New York, N.Y. – Today the Brennan Center for Justice at NYU School of Law, representing the Indiana NAACP and the Indiana League of Women Voters, won a court case to temporarily halt an Indiana law that would have ignored required federal safeguards for voters, and would have illegally removed individuals from voter rolls in the state. The law was feared to be implemented before the November elections, but now will be on hold in light of today’s decision by the U.S. District Court in Indianapolis.
"This is a big victory for voters in Indiana, and a strong statement against officials who want to use a notoriously error-prone system to hastily and irresponsibly purge people from the rolls," said Myrna Pérez, director of the Voting Rights and Elections Project at the Brennan Center and the organization’s lead attorney on the case.
"We are pleased with the Court’s decision, which will protect Hoosiers against discrimination and disenfranchisement," said Barbara Bolling-Williams, President of the Indiana State Conference of the NAACP. "We commend our attorneys for their work defending the rights of voters in Indiana."
"Today’s ruling helps ensure that eligible voters will be able to cast ballots in November," said Patsy Hoyer and Oscar Anderson, Co-presidents of the Indiana League of Women Voters. "Maintaining voter lists is important, but it must be done in a responsible way and in compliance with the National Voter Registration Act."
Advocates filed the lawsuit against Secretary of State Connie Lawson and the Indiana Election Division last year. The Indiana NAACP and the League of Women Voters of Indiana are being represented in the case by the Brennan Center, Quinn Emanuel Urquhart & Sullivan, LLP, and Trent A. McCain of McCain Law Offices, P.C. Attorneys representing Common Cause Indiana filed a similar lawsuit against the same bad practice which was also addressed by the Court today.

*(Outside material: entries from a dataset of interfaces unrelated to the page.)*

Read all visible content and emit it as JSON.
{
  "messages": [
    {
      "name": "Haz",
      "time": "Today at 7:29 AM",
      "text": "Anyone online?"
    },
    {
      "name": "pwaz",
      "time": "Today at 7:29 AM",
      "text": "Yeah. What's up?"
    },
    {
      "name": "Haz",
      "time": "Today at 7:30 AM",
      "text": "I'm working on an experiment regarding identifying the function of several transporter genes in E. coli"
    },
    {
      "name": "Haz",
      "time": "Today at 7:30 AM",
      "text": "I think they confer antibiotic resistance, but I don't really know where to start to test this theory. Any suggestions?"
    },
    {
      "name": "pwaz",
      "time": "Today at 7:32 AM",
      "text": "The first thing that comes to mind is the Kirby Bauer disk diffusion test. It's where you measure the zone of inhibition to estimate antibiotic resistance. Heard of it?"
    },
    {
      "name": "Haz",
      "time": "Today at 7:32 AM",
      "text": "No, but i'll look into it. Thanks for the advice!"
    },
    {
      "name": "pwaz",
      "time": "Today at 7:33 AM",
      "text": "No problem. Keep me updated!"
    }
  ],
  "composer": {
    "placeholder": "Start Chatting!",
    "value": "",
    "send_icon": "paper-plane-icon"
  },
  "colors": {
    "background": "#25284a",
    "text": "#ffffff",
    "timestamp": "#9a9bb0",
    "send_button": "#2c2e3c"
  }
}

The plaintiffs argue that Indiana’s law, passed during the state’s 2017 legislative session, violates the National Voter Registration Act (NVRA), which is the federal law that guards voters against erroneous removals from the voter rolls. Known as “Motor-Voter,” the NVRA sets clear procedures officials must follow before deleting a voter believed to have moved from one jurisdiction to another from the rolls.
Indiana’s new law ignores these important protections by allowing election officials to immediately remove voters if the Interstate Voter Registration Crosscheck system identifies them as registered in another state and additional data selected by Hoosier State officials also matches. The Crosscheck system has resulted in wrongful removals when used elsewhere, often based on loose criteria such as matching a first name, last name, and date of birth alone. The lawsuit notes that in Virginia, Crosscheck had error rates as high as 17 percent.